DahabPro's signal engine works the same way. It's a layered analysis engine — three stages that each contribute different information to the final decision.
Layer 1 — The Technical Layer
The first layer reads the chart. SMA stacking, RSI, MACD, Bollinger position, ATR, Z-scores. These are the "vital signs" — what the price action and momentum say at this exact moment.
The technical layer produces a directional score from pure chart math. If the chart is bullishly aligned (price > SMA50 > SMA200, RSI in healthy range, MACD positive), this layer votes bullish with high conviction. If the chart is fractured, it votes neutral or bearish.
Crucially, the technical layer is BLIND to anything outside the chart. It doesn't know if the Fed meets tomorrow, doesn't care about real yields, ignores the dollar. That blindness is by design — we want a pure read of the price action before macro context colours it.
Layer 2 — The Macro Layer
The second layer is the macro brain. Real yields, dollar trend, inflation momentum, central-bank stance, recent economic surprises. It asks: "What's the climate doing to gold right now?"
The macro layer produces its own directional score — independent of the chart. A bearish macro environment (rising real yields, strong dollar, hawkish Fed) votes against gold even if the chart looks healthy. A bullish macro environment (falling real yields, weak dollar, dovish pivot) votes for gold even on a messy chart.

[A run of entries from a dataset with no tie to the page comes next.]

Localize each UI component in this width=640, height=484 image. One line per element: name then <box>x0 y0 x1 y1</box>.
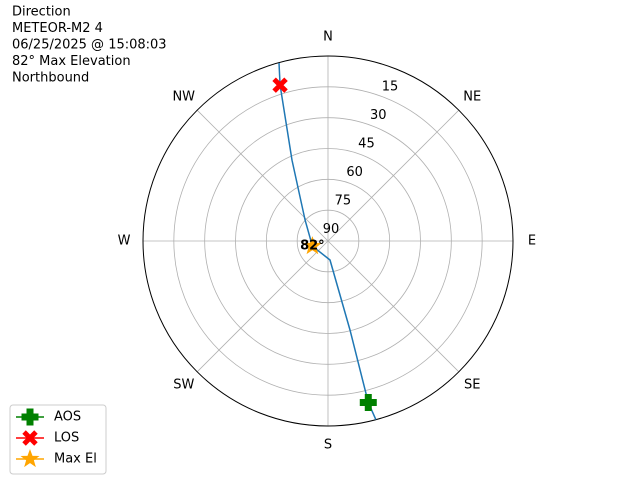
r-tick-label: 45 <box>358 137 375 152</box>
theta-tick-label: NW <box>172 89 195 104</box>
legend-label: Max El <box>54 452 97 467</box>
title-line: 82° Max Elevation <box>12 54 131 69</box>
r-tick-label: 30 <box>370 108 387 123</box>
r-tick-label: 75 <box>335 194 352 209</box>
title-line: Northbound <box>12 71 89 86</box>
marker-x <box>22 430 38 446</box>
title-line: Direction <box>12 5 71 20</box>
theta-tick-label: SE <box>464 378 480 393</box>
r-tick-label: 90 <box>323 222 340 237</box>
marker-x <box>272 77 288 93</box>
legend-label: LOS <box>54 431 79 446</box>
grid-spoke <box>196 240 329 373</box>
legend-label: AOS <box>54 410 81 425</box>
r-tick-label: 15 <box>382 80 399 95</box>
title-line: METEOR-M2 4 <box>12 21 103 36</box>
theta-tick-label: SW <box>173 378 194 393</box>
theta-tick-label: S <box>324 438 332 453</box>
marker-plus <box>359 394 377 412</box>
grid-spoke <box>327 240 460 373</box>
grid-spoke <box>196 109 329 242</box>
marker-star <box>20 449 40 468</box>
title-line: 06/25/2025 @ 15:08:03 <box>12 38 167 53</box>
theta-tick-label: E <box>528 234 536 249</box>
theta-tick-label: NE <box>463 89 481 104</box>
marker-star <box>302 236 322 255</box>
marker-plus <box>21 408 39 426</box>
grid-spoke <box>327 109 460 242</box>
r-tick-label: 60 <box>346 165 363 180</box>
annotation: 82° <box>300 239 325 254</box>
theta-tick-label: W <box>118 234 131 249</box>
theta-tick-label: N <box>323 30 333 45</box>
polar-frame <box>142 55 514 427</box>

Layer 3 — The Environmental Adjustment Layer
This is where the magic happens. The first two layers have produced separate scores; the third layer decides how to combine them given the current regime.
- In a trending macro regime, technicals and macro usually agree. The layer fuses them with high confidence.

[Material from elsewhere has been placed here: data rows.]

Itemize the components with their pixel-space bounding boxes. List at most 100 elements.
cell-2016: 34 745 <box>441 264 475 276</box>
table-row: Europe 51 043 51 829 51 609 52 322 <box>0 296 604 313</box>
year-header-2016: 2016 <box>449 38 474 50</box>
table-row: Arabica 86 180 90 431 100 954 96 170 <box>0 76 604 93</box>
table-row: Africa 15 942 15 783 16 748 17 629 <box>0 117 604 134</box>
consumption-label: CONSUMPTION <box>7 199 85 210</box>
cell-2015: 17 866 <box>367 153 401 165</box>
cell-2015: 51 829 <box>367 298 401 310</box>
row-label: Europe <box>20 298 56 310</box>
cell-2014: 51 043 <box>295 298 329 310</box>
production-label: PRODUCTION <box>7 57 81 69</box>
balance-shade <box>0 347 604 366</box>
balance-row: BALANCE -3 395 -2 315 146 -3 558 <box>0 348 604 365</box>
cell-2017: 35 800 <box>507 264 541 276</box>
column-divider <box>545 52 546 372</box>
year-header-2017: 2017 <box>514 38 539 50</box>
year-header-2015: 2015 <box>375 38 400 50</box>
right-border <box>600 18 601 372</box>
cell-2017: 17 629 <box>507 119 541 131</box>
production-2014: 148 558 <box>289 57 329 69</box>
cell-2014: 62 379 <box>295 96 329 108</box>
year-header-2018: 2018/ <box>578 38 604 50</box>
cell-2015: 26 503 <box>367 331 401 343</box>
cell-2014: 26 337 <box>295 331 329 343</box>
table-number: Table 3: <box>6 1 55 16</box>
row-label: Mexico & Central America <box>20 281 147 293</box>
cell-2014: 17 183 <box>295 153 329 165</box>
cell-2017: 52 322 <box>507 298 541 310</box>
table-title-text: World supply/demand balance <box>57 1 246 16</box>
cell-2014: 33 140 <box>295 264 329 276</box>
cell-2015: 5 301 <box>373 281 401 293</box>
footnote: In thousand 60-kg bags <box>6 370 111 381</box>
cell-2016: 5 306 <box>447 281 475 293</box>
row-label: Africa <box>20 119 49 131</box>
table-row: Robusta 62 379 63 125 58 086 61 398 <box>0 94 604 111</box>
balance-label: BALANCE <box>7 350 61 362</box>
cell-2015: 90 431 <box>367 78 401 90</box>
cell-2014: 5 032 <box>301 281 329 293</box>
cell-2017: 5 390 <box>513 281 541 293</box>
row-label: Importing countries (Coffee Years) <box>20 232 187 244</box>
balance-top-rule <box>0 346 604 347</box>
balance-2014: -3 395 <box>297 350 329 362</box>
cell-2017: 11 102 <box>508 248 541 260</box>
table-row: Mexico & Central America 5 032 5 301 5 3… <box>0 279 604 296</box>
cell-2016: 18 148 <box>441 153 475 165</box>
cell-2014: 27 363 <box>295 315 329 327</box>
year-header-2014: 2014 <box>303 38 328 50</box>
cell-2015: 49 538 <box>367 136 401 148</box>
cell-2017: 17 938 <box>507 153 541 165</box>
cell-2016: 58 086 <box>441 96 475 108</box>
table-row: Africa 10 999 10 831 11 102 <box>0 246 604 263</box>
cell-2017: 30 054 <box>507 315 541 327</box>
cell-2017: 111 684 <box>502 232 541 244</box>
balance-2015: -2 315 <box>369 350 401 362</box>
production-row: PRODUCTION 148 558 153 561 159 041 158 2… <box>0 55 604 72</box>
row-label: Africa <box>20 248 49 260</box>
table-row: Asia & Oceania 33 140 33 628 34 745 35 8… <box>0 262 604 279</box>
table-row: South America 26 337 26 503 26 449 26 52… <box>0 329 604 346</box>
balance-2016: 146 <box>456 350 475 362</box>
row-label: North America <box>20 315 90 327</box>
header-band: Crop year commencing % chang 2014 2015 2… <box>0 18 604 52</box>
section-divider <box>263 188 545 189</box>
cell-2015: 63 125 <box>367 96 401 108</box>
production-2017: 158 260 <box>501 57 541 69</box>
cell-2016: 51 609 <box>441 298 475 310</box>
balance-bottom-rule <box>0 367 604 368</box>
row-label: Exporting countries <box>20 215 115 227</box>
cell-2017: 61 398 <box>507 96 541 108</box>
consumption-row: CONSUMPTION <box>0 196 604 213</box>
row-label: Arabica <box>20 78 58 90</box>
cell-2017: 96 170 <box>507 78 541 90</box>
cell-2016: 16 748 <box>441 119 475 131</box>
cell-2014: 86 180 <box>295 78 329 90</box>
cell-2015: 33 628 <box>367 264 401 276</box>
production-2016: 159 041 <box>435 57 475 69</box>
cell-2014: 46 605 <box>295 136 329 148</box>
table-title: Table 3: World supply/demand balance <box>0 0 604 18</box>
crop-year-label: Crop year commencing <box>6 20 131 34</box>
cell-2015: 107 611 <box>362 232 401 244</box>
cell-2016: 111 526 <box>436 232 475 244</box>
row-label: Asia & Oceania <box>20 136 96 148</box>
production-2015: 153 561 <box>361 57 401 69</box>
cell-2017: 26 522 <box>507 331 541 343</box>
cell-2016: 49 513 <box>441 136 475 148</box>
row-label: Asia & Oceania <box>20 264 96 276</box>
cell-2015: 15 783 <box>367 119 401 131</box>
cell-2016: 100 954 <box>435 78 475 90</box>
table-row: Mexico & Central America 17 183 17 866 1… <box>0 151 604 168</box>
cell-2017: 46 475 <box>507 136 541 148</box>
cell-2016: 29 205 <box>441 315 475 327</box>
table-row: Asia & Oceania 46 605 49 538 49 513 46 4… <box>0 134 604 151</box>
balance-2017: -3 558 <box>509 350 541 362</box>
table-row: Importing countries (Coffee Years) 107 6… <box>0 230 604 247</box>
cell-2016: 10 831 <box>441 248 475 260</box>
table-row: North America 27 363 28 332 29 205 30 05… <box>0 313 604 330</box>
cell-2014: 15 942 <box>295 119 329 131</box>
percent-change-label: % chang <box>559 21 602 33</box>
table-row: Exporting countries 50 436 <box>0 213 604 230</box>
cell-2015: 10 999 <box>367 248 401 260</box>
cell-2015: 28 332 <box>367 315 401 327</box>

- In a transition regime, the two layers often disagree. The third layer downgrades confidence — neither lens is dominant.

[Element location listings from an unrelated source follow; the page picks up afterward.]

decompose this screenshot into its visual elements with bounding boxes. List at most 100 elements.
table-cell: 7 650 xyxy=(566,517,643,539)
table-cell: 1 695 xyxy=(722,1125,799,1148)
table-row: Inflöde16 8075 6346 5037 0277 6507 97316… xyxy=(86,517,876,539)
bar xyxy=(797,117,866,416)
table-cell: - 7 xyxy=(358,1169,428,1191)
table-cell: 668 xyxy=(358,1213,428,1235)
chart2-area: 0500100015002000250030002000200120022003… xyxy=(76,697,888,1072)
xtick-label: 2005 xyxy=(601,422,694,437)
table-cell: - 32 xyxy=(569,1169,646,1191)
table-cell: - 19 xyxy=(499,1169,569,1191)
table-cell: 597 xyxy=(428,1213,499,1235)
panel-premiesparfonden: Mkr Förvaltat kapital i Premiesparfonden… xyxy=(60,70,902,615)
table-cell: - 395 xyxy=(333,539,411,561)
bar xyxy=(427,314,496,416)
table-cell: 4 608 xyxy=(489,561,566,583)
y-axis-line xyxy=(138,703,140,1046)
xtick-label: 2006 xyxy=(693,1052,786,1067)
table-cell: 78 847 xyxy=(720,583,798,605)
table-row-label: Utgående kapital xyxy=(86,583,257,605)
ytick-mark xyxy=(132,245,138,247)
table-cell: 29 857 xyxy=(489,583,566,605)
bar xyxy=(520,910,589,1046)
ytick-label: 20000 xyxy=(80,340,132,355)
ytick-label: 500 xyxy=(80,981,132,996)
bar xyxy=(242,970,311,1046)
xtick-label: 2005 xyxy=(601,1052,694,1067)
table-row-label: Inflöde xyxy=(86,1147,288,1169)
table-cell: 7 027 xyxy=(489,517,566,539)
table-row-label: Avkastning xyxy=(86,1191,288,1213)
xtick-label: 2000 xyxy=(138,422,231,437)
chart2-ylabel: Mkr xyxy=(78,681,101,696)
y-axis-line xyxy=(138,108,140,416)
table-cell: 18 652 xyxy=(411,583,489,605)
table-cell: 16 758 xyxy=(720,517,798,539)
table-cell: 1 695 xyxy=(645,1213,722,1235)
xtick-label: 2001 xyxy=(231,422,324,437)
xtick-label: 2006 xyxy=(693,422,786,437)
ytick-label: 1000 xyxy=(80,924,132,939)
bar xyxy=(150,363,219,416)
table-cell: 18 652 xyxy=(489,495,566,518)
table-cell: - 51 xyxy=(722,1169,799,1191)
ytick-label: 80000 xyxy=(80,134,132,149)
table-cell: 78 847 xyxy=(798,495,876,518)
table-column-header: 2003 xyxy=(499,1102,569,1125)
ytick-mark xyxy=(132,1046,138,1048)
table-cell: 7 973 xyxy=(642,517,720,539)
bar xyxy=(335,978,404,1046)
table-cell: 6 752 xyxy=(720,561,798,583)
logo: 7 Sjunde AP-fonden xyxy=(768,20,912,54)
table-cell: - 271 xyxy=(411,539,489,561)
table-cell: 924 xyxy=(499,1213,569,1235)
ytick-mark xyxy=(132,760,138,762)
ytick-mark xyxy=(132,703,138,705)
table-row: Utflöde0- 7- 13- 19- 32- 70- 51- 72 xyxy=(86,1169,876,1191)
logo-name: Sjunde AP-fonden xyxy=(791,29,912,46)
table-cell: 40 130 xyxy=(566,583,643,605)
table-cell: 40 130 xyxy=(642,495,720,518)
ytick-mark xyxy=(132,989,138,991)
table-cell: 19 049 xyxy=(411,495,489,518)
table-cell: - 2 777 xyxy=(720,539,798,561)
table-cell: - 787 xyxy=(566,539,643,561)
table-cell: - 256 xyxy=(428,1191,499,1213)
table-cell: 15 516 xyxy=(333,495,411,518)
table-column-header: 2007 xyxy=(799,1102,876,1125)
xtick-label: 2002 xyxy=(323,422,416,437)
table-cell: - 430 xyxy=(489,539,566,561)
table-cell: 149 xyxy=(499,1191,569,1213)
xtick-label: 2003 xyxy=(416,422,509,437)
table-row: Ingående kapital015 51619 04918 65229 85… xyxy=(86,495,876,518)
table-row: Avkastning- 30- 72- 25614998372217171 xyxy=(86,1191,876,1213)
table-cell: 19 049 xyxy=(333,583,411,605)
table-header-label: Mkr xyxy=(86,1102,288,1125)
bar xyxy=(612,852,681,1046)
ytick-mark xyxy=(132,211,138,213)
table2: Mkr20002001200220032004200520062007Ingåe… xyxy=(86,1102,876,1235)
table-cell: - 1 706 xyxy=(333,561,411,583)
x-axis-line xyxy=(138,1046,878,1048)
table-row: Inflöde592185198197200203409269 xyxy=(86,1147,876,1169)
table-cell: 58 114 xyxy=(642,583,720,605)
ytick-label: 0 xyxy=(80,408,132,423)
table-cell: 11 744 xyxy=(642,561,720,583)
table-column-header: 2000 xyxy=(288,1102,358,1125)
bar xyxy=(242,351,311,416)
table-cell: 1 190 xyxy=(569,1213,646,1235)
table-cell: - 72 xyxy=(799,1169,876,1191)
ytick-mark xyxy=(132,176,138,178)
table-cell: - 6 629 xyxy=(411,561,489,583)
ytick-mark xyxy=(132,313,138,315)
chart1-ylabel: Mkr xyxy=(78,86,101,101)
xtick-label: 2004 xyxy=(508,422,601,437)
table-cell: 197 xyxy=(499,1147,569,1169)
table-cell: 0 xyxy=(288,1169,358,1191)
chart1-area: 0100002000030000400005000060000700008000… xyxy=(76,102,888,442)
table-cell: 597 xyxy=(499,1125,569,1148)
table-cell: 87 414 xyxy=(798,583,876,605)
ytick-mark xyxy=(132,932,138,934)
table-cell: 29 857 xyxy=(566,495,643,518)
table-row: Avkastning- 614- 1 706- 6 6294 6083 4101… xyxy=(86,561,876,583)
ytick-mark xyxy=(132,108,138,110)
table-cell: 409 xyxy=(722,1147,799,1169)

- In an extreme regime (record-high real yields, dollar at a multi-year high), the macro layer's vote gets extra weight. The chart loses some say.
This is the hybrid technical + macro model — neither a pure-technical signal nor a pure-macro view, but a thoughtful blend that adapts to the environment.
Why three layers and not one
A pure-technical system gets crushed when macro shifts (most famous example: shorting gold in 2008 because the chart looked bearish, just as the Fed launched QE and gold went vertical). A pure-macro system misses tactical entries because it can't read short-term structure.
The layered approach gives you the best of both worlds — and the third layer makes sure they don't fight each other in confusing market conditions.
One lens is a guess. Two lenses is a debate. Three lenses, with a referee, is a decision.
What you see on the page
The final score and decision shown on each timeframe card are the output of all three layers acting in sequence. When you see "Bullish, 72/100, Confidence 80%", it means: the chart said bullish, the macro said bullish, the environmental adjustment confirmed the two are in alignment, and the engine's historical record on this kind of setup justifies an 80% confidence stamp.
For a gold watcher
When you read the full insight page (rather than just the simple insight), you can actually see the individual technical and macro reads broken out. The technical-versus-macro disagreement is often the most useful single data point — when they conflict, real moves are usually around the corner one way or the other.